There have also been quite a few data breaches in the hospitality sector and exposure of data on poorly configured cloud data buckets. Such information could then be sold on underground markets or be used to commit identity fraud. The more complete the gathered data set is, the more valuable it is.
Scammers could also use data gathered this way to send convincing personalized spam or carry out other social engineering attacks. Supplying personal information could boost the credibility of extortion mails, like the ones that claim you have been hacked.
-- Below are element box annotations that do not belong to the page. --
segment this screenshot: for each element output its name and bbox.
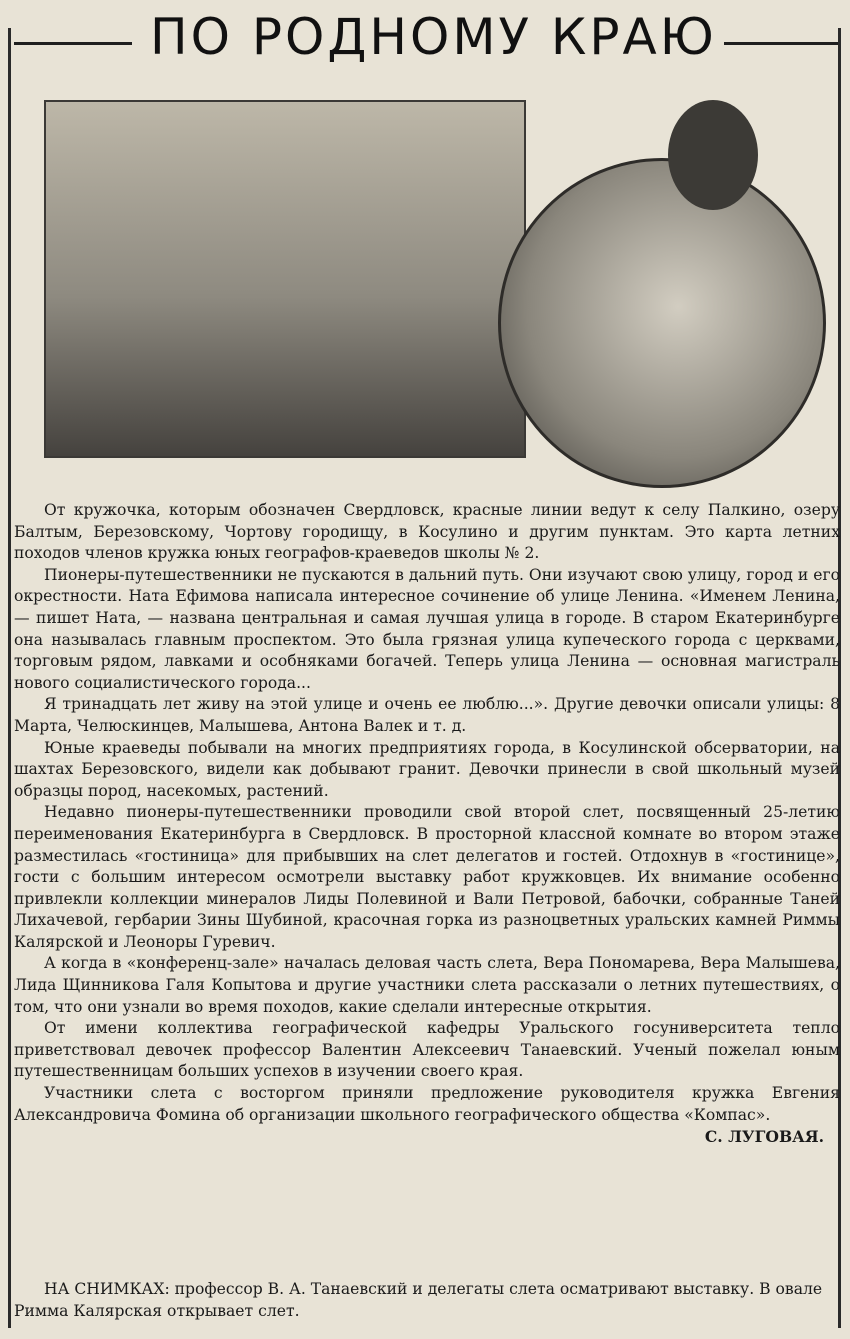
paragraph: От имени коллектива географической кафедры Уральского госуниверситета тепло приветствовал девочек профессор Валентин Алексеевич Танаевский. Ученый пожелал юным путешественницам больших успехов в изучении своего края. [14,1019,840,1081]
headline-rule-left [14,42,132,45]
paragraph: А когда в «конференц-зале» началась деловая часть слета, Вера Пономарева, Вера Малышева, Лида Щинникова Галя Копытова и другие участники слета рассказали о летних путешествиях, о том, что они узнали во время походов, какие сделали интересные открытия. [14,954,840,1016]
paragraph: От кружочка, которым обозначен Свердловск, красные линии ведут к селу Палкино, озеру Балтым, Березовскому, Чортову городищу, в Косулино и другим пунктам. Это карта летних походов членов кружка юных географов-краеведов школы № 2. [14,501,840,563]
paragraph: Пионеры-путешественники не пускаются в дальний путь. Они изучают свою улицу, город и его окрестности. Ната Ефимова написала интересное сочинение об улице Ленина. «Именем Ленина, — пишет Ната, — названа центральная и самая лучшая улица в городе. В старом Екатеринбурге она называлась главным проспектом. Это была грязная улица купеческого города с церквами, торговым рядом, лавками и особняками богачей. Теперь улица Ленина — основная магистраль нового социалистического города... [14,565,840,692]
paragraph: Я тринадцать лет живу на этой улице и очень ее люблю...». Другие девочки описали улицы: 8 Марта, Челюскинцев, Малышева, Антона Валек и т. д. [14,695,840,735]
caption-text: НА СНИМКАХ: профессор В. А. Танаевский и делегаты слета осматривают выставку. В овале Римма Калярская открывает слет. [14,1280,823,1320]
headline: ПО РОДНОМУ КРАЮ [150,8,717,66]
oval-photo [498,158,826,488]
photo-caption [14,1279,840,1322]
frame-left-border [8,28,11,1328]
paragraph: Юные краеведы побывали на многих предприятиях города, в Косулинской обсерватории, на шахтах Березовского, видели как добывают гранит. Девочки принесли в свой школьный музей образцы пород, насекомых, растений. [14,738,840,800]
paragraph-text: Участники слета с восторгом приняли предложение руководителя кружка Евгения Александровича Фомина об организации школьного географического общества «Компас». [14,1084,840,1124]
headline-rule-right [724,42,838,45]
oval-photo-figure [668,100,758,210]
paragraph: Недавно пионеры-путешественники проводили свой второй слет, посвященный 25-летию переименования Екатеринбурга в Свердловск. В просторной классной комнате во втором этаже разместилась «гостиница» для прибывших на слет делегатов и гостей. Отдохнув в «гостинице», гости с большим интересом осмотрели выставку работ кружковцев. Их внимание особенно привлекли коллекции минералов Лиды Полевиной и Вали Петровой, бабочки, собранные Таней Лихачевой, гербарии Зины Шубиной, красочная горка из разноцветных уральских камней Риммы Калярской и Леоноры Гуревич. [14,803,840,951]
paragraph [14,1083,840,1147]
main-photo [44,100,526,458]
signature: С. ЛУГОВАЯ. [704,1127,824,1147]
article-body [14,500,840,1148]
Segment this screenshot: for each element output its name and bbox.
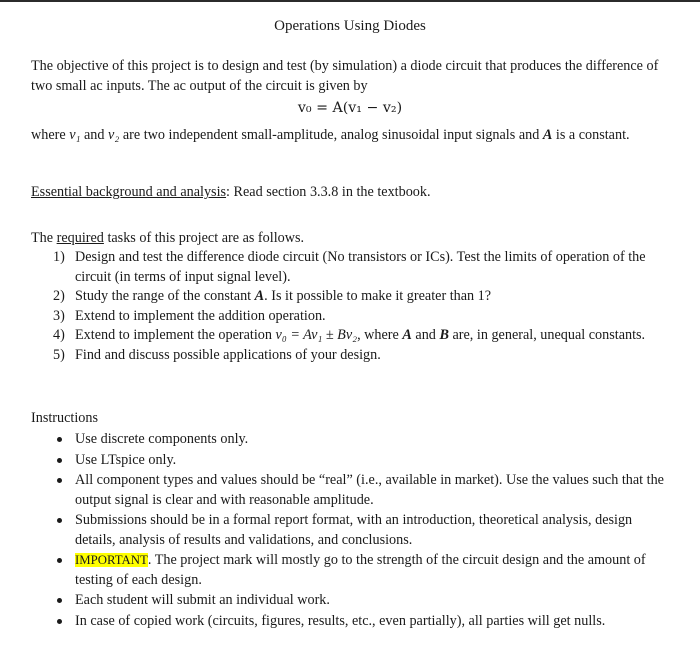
- instruction-item: [53, 591, 669, 611]
- tasks-intro-pre: The: [31, 230, 57, 246]
- instruction-text: In case of copied work (circuits, figures, results, etc., even partially), all parties will get nulls.: [75, 612, 606, 629]
- instruction-text: Use LTspice only.: [75, 451, 177, 468]
- output-formula: v₀ = A(v₁ − v₂): [297, 100, 403, 116]
- task-number: 2): [53, 288, 65, 304]
- instruction-text: Submissions should be in a formal report format, with an introduction, theoretical analysis, design details, analysis of results and validations, and conclusions.: [75, 512, 633, 548]
- task-text: . Is it possible to make it greater than 1?: [264, 288, 492, 304]
- instruction-text: . The project mark will mostly go to the strength of the circuit design and the amount of testing of each design.: [75, 552, 646, 588]
- instruction-item: [53, 551, 669, 590]
- task-number: 3): [53, 307, 65, 324]
- instruction-item: [53, 511, 669, 550]
- tasks-list: [53, 248, 669, 365]
- where-paragraph: [31, 125, 671, 145]
- where-end: is a constant.: [552, 127, 630, 143]
- tasks-intro-post: tasks of this project are as follows.: [103, 230, 305, 246]
- top-divider: [0, 0, 700, 2]
- task-text: Extend to implement the operation: [75, 327, 276, 343]
- and-text: and: [80, 127, 109, 143]
- task-text: are, in general, unequal constants.: [448, 327, 646, 343]
- task-number: 5): [53, 346, 65, 363]
- instruction-text: All component types and values should be “real” (i.e., available in market). Use the values such that the output signal is clear and with reasonable amplitude.: [75, 472, 664, 508]
- task-item: [53, 346, 669, 366]
- important-highlight: IMPORTANT: [75, 553, 148, 567]
- bullet-icon: [57, 437, 62, 442]
- task-item: [53, 287, 669, 307]
- constant-a: A: [402, 327, 412, 343]
- task-text: , where: [357, 327, 403, 343]
- where-prefix: where: [31, 127, 70, 143]
- background-text: : Read section 3.3.8 in the textbook.: [226, 184, 431, 200]
- constant-a: A: [542, 127, 553, 143]
- bullet-icon: [57, 478, 62, 483]
- bullet-icon: [57, 518, 62, 523]
- v2-symbol: v₂: [108, 127, 120, 143]
- task-text: and: [411, 327, 440, 343]
- instruction-item: [53, 451, 669, 471]
- constant-b: B: [439, 327, 449, 343]
- constant-a: A: [254, 288, 265, 304]
- required-word: required: [56, 230, 104, 246]
- bullet-icon: [57, 458, 62, 463]
- instructions-list: [53, 430, 669, 632]
- tasks-intro: [31, 228, 671, 248]
- v1-symbol: v₁: [69, 127, 81, 143]
- task-text: Find and discuss possible applications of your design.: [75, 346, 381, 363]
- instruction-item: [53, 430, 669, 450]
- instruction-item: [53, 471, 669, 510]
- instruction-text: Each student will submit an individual work.: [75, 592, 330, 608]
- objective-paragraph: The objective of this project is to design and test (by simulation) a diode circuit that produces the difference of two small ac inputs. The ac output of the circuit is given by: [31, 58, 659, 94]
- task-text: Extend to implement the addition operation.: [75, 307, 326, 324]
- instruction-text: Use discrete components only.: [75, 431, 249, 447]
- operation-equation: v₀ = Av₁ ± Bv₂: [275, 327, 358, 343]
- bullet-icon: [57, 558, 62, 563]
- task-text: Design and test the difference diode circuit (No transistors or ICs). Test the limits of operation of the circuit (in terms of input signal level).: [75, 249, 646, 285]
- bullet-icon: [57, 598, 62, 603]
- background-paragraph: [31, 182, 671, 202]
- task-item: [53, 248, 669, 287]
- instructions-heading: Instructions: [31, 410, 98, 426]
- where-mid: are two independent small-amplitude, analog sinusoidal input signals and: [119, 127, 543, 143]
- task-number: 1): [53, 249, 65, 265]
- task-number: 4): [53, 327, 65, 343]
- task-text: Study the range of the constant: [75, 288, 255, 304]
- instruction-item: [53, 612, 669, 632]
- task-item: [53, 326, 669, 346]
- task-item: [53, 307, 669, 327]
- background-label: Essential background and analysis: [31, 184, 227, 200]
- document-title: Operations Using Diodes: [274, 18, 426, 34]
- bullet-icon: [57, 619, 62, 624]
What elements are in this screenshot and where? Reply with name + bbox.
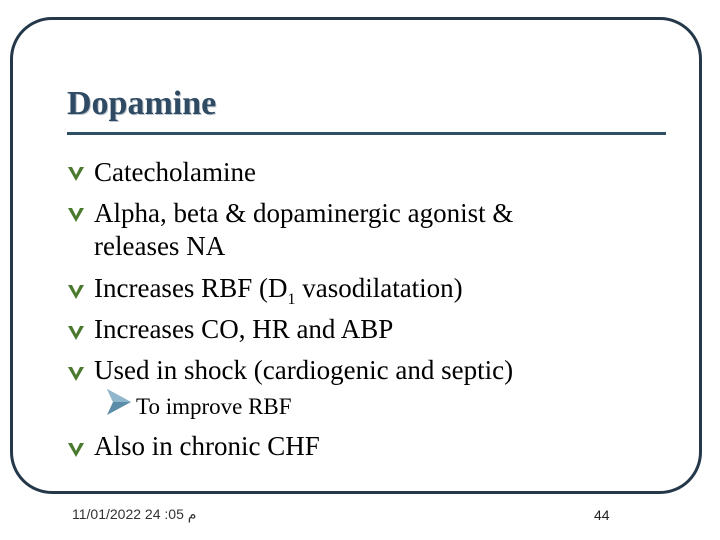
checkmark-v-icon [67, 365, 85, 383]
bullet-item: Increases CO, HR and ABP [94, 314, 394, 344]
arrow-right-icon [104, 387, 134, 417]
checkmark-v-icon [67, 324, 85, 342]
footer-date [72, 506, 196, 523]
checkmark-v-icon [67, 165, 85, 183]
bullet-item: Also in chronic CHF [94, 431, 320, 461]
bullet-item: Used in shock (cardiogenic and septic) [94, 355, 514, 385]
bullet-item-continuation: releases NA [94, 231, 226, 261]
bullet-item: Catecholamine [94, 157, 256, 187]
footer-date-text: 05: 24 11/01/2022 [72, 506, 184, 522]
footer-date-suffix: م [187, 506, 197, 522]
bullet-text: Increases RBF (D [94, 273, 288, 303]
checkmark-v-icon [67, 283, 85, 301]
checkmark-v-icon [67, 441, 85, 459]
page-number: 44 [594, 507, 610, 523]
bullet-text: vasodilatation) [295, 273, 463, 303]
bullet-item: Alpha, beta & dopaminergic agonist & [94, 198, 514, 228]
bullet-item [94, 272, 463, 309]
slide-title: Dopamine [67, 85, 217, 122]
checkmark-v-icon [67, 206, 85, 224]
subscript: 1 [287, 291, 296, 308]
sub-bullet-text: To improve RBF [136, 394, 292, 419]
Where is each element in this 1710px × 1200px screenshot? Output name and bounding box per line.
Moreover, targeted attack groups may also be interested in the movements of business professionals and government employees. A number of APT groups such as DarkHotel/Armyworm, OceanLotus/Destroyer, Swallowtail, and Whitefly are known to have compromised targets in the hospitality sector. There are various reasons why these groups are interested in this sector, including for general surveillance purposes, tracking a target's movements, identifying individuals accompanying them, or finding out how long someone is staying in a particular place. It could also allow for physical access to a target's location.
Resolving the issue
Under the GDPR, the personal data of individuals in the EU must be better protected in light of such issues. However, the affected hotels' response to my findings was disappointing.
The affected hotels' response was disappointing. A surprising 25 percent of data privacy officers did not reply within six weeks.
Booking sites should use encrypted links (HTTPS) and ensure that no credentials are leaked as URL arguments. Customers can check if links are encrypted or if personal data, such as their email address, is passed as visible data in the URL. They can also use VPN services to minimize their exposure on public hotspots. Unfortunately, for the average hotel guest, spotting such leaks may not be an easy task, and they may not have much choice if they want to book a specific hotel.
The fact that this issue exists, despite the GDPR coming into effect in Europe almost one year ago, suggests that the GDPR's implementation has not completely addressed how organizations respond to data leakage. More than 200,000 cases of GDPR violations, complaints, and data breaches have been reported so far, and users' personal data remains at risk.